Take note Orlando, we lost someone special today.
Billy’s heart was too big for his fragile body. Not that he’d let on. You’d hug him tight when you’d see him and his hips would dig into you, as if in warning, “Don’t love too hard, you could bruise me.” Not that he’d push you away. Waif-thin with hair you could see across the room before you spotted his flailing arms or heard his laugh. This precious man with a twinkle in his eye. Letting you know he was in on a joke that you may figure out later if you paid attention and stayed close.
Billy was always real. In his writing, in his relationships with people and coworkers. His work was blunt and lyrical, and to the point.

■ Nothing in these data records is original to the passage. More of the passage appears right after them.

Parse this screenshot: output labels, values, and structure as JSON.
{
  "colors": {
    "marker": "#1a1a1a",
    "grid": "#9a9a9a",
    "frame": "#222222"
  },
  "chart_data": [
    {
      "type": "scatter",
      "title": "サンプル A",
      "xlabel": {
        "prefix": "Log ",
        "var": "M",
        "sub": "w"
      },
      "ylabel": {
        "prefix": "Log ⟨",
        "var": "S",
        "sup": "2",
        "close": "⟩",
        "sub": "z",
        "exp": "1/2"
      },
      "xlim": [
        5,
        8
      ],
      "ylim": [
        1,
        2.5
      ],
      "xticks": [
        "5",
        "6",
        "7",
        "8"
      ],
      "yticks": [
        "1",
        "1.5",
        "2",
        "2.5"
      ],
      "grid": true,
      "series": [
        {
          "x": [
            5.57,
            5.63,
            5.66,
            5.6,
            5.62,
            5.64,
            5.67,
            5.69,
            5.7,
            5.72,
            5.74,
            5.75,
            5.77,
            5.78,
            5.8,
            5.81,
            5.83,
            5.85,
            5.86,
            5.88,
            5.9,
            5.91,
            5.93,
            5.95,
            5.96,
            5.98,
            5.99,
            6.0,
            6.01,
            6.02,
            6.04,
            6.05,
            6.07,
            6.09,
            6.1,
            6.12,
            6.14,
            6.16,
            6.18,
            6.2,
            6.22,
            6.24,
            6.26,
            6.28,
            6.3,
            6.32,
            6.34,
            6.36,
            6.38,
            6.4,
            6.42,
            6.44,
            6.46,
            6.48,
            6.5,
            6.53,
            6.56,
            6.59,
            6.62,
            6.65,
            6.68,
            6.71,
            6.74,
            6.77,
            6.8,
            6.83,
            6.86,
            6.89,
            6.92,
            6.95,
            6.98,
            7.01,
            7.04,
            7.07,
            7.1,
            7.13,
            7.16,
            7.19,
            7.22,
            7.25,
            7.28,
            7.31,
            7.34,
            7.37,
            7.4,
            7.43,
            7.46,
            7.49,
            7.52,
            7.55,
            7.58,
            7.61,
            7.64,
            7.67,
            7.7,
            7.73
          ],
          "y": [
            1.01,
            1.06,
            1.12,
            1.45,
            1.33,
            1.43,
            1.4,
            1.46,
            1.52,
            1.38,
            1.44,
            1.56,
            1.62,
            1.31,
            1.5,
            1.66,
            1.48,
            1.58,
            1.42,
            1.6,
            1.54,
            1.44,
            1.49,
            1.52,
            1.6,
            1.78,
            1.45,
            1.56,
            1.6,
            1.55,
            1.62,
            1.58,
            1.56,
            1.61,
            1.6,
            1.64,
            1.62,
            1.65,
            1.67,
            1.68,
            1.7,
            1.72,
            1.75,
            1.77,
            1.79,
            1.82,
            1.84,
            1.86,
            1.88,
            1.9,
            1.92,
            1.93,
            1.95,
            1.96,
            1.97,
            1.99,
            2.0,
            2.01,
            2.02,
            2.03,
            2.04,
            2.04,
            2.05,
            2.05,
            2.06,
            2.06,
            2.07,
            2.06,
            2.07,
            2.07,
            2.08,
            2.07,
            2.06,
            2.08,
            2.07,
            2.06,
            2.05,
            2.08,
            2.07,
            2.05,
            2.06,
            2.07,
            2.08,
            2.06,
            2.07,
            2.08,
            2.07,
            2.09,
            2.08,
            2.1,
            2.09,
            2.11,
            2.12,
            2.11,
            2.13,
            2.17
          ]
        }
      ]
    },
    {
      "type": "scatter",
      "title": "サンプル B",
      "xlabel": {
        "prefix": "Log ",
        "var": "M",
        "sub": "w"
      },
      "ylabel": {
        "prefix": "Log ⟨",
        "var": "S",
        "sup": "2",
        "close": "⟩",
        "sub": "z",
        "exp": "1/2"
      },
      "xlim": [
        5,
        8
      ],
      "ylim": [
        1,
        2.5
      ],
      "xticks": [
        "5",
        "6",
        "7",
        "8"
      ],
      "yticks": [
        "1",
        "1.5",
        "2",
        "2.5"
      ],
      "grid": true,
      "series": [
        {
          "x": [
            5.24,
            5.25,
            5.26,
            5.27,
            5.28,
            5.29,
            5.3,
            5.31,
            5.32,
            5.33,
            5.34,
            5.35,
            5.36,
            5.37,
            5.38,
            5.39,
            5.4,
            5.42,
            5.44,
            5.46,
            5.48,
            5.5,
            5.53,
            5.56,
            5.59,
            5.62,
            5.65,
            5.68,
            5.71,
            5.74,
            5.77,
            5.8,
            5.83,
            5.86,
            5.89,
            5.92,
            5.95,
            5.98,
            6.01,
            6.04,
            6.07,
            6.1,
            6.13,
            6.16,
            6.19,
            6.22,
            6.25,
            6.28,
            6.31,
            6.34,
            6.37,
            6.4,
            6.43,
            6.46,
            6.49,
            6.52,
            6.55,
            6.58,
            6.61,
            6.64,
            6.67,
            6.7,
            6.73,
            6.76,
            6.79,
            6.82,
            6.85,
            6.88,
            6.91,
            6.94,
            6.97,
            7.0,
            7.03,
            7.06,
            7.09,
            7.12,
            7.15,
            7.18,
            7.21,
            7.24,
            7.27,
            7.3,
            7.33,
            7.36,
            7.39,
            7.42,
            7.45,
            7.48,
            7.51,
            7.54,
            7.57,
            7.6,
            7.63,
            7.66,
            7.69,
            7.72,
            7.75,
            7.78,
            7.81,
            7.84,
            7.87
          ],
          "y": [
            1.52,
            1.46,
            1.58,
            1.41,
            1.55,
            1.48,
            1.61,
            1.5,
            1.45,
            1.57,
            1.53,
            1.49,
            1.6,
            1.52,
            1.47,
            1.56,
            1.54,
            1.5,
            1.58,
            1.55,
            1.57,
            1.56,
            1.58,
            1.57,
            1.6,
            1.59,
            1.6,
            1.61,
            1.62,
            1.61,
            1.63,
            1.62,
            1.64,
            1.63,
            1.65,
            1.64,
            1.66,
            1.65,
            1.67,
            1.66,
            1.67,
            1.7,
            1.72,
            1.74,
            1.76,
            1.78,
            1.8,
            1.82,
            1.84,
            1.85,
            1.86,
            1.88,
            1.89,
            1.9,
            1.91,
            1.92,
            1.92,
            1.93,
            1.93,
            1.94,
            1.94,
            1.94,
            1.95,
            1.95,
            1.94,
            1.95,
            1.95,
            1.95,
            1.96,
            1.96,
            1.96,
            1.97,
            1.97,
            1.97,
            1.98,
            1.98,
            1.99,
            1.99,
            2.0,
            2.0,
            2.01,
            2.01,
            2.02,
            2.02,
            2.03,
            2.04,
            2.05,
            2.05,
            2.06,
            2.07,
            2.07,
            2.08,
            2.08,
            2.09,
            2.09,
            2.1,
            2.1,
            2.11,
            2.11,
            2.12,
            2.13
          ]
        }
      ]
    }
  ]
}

I cut my teeth in the print world with Billy at Orlando Weekly. I fell into a job there as Calendar Editor after getting laid off by the City of Winter Park. The Editorial staff had drunk some sort of Kool-Aid, making them believe I could learn quickly and join their team of alt-paper cool kids. They let me sit at their table for a whole year, grooming me with endless patience. Billy was one of the ones that took me under his wing and made me realize I had a voice that people could listen to. A voice that could, if refined, hold some weight. He encouraged me and coddled me, and massaged my little editor brain into something that would produce a legible (if grammatically incorrect) thought now and then.
When I was offered a job at Bungalower he was one of the first to put down his saltine crackers, clap his hands, and push me on my way.
Billy Manes was more than a shock of white hair in a crowd, or a Warhol-like character pulling strings and slyly offering social commentary. He was a cheerleader. A friend. A man I was proud to know and learn from.
Billy spoke up for social justice. He shared his shortcomings and made it okay for us to do the same. He was raw, he was funny, and sometimes a mess. And I loved him for it.
Billy Manes died on Friday, July 21. Surrounded by dear friends and his charming husband, Tony. A family he had curated over the years. Their loss is echoed in our City and carried on countless shoulders as we face a world that is less colorful and less truthful than it was before.
Today we cry but tomorrow we’ll cherish.